Time is Now for MLK


Jason Hartley plays the guitar while Jareen Hardin leads the Community Choir at the 2018 Community Celebration and Musical Tribute to Honor Dr. Martin Luther King Jr. Photo by Maria Do.

Natalie Spahn

On the 50th anniversary of the death of Dr. Martin Luther King Jr. students and citizens of the quad cities gathered in Centennial Hall to celebrate his life and messages on Saturday, January 13.
The celebration kicked off with a performance by the Metropolitan Youth Program Drill Team. The kids danced and drummed to fire up the audience and get them ready for the night. It worked. As the kids danced their way out, they were met with a loud standing ovation. Then the Director of Multicultural Student Life, Michael Rogers, introduction the MC for the evening, Dr. Kit Ford.

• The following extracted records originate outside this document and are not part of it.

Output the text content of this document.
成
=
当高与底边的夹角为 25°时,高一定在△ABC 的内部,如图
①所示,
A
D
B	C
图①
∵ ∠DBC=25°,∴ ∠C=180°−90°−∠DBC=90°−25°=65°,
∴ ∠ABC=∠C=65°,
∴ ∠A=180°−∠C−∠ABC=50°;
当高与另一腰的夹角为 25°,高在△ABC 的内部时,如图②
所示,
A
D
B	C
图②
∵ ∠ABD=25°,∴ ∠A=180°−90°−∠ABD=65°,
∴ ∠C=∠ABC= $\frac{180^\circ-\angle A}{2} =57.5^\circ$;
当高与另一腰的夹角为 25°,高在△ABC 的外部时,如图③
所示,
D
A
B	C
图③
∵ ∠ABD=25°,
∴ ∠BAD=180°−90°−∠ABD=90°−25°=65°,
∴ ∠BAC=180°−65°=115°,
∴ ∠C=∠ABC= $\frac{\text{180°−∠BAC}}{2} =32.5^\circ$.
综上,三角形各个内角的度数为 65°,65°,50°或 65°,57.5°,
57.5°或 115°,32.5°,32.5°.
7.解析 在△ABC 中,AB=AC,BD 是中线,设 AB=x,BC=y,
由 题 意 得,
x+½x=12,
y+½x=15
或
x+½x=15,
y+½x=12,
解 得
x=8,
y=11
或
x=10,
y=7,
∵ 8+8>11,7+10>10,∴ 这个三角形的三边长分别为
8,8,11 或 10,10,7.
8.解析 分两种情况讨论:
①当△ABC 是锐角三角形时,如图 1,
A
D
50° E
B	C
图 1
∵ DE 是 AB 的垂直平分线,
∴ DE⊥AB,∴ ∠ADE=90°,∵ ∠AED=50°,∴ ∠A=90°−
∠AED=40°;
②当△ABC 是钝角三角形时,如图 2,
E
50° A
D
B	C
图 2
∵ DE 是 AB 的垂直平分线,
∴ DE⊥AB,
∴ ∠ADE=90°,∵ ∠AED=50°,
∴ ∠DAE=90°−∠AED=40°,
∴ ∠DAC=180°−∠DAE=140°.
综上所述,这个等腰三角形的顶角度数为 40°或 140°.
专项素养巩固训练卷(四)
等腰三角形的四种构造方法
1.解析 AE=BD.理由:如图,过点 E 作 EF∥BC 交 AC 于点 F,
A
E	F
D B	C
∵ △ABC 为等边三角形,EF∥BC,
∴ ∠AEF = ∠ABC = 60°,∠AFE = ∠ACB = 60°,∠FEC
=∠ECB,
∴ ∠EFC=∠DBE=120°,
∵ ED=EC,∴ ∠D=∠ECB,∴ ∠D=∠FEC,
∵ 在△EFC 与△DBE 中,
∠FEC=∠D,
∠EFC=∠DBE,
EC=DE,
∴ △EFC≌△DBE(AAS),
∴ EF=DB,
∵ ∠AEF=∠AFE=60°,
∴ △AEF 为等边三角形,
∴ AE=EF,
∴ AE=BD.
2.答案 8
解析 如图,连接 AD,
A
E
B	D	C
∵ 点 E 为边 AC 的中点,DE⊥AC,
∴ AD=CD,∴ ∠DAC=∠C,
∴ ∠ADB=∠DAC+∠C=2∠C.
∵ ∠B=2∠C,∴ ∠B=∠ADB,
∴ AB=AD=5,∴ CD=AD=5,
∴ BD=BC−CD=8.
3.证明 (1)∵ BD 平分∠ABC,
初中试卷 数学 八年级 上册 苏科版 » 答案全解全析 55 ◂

Ford talked about why it is important to has celebrations like this. “The life and legacy of Dr. King, [is] important historically, but also gives us nuggets of wisdom to encourage us to really… walk humbly, doing justice, and love mercy.”

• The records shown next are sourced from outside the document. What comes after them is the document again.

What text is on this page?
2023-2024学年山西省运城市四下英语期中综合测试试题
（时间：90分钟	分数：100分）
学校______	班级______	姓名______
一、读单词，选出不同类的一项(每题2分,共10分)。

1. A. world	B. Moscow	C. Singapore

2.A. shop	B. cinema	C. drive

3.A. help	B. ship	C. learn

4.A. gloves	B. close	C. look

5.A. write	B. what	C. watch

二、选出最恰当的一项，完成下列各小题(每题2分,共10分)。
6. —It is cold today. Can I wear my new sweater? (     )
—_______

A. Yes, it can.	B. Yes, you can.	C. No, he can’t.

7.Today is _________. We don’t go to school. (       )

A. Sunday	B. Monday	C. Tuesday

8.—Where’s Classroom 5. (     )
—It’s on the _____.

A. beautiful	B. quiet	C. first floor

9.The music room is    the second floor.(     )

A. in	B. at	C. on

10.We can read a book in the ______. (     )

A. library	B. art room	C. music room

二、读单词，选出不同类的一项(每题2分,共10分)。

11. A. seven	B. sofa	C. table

“This is a celebration, but then it also reminds us of the reality of injustice in the world – and that there’s still more work to do. So, [the event] is kind of like a call to action,” Ford said.

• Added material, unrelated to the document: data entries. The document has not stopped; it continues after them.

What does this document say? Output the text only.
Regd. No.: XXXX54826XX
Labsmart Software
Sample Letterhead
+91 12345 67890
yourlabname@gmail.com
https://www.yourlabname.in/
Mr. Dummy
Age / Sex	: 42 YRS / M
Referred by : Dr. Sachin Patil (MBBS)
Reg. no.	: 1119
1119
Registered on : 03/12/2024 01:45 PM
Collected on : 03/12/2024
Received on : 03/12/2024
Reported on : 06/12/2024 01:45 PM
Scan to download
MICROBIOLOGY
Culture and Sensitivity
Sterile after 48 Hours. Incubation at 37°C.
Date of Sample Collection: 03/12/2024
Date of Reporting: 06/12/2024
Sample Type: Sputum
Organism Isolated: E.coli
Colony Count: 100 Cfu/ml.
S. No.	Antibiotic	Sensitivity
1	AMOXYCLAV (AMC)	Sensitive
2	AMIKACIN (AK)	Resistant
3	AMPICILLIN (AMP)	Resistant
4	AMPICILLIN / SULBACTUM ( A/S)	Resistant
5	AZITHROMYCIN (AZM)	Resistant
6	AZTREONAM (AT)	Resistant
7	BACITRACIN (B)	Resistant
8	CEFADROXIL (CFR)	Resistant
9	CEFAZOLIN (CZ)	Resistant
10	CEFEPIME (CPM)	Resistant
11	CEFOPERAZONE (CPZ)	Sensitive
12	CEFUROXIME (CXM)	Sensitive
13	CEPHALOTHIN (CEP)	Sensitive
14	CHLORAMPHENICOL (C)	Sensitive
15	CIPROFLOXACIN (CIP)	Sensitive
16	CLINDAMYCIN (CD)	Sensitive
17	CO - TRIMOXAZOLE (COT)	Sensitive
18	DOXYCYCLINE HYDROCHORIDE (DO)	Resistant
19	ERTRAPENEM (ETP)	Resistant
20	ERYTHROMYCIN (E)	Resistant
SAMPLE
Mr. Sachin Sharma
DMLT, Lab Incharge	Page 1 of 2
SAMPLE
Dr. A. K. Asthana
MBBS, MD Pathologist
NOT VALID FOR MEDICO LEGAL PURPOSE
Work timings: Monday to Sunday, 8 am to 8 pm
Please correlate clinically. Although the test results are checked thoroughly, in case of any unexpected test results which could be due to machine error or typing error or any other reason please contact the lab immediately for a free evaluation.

The night was filled with music from the Community Choir, directed that night by choir member Jereen Hardin. There was also spoken word poetry from Isaiah Williams. He performed his piece Melanin for the audience and received many snaps of approval from the audience throughout the piece.
The keynote speaker, Dr. Chandra Gill the CEO and Founder of Blackademically Speaking, preached a message of teaching our children.
“There’s an old quote that says: people don’t care how much you know until they know how much you care. I think that every teacher can care, and if we can care about all people – in respect of color, background, socioeconomic status – I believe that teachers can teach again and in the fullness of what teaching means,” Gill said.
A video presentation of The Journey to Selma, an Augustana student trip from last year, was to be shown, but the video malfunctioned. Even though the video aspect didn’t work, the audience still enjoyed hearing the voices of the student’s on the trip, and their thoughts and reactions. The audience also heard the voice of Dr. King. An audio clip of some of his final words from his speech Remaining Awake Through a Great Revolution was played.
Vanessa Dominguez, a junior, works for the Office of Multicultural Student Life and helped with setup for the event. Even though she has been attending this event since her freshman year, she felt that she learned something new coming by going that night.
She said, “It’s always really hard to learn about this kind of history in class, and the history that is taught is so washed out. I think when I come to these events I learn to just keep moving forward. I think as a student who is trying to pay attention to these things and be conscious of them , it can be very draining at times, so you need to be in environments like this that lift you up.”
Dominguez felt empowered after listening to Gill speak. Most of the audience members were Quad City community members, so she encourages Augustana students to go next year.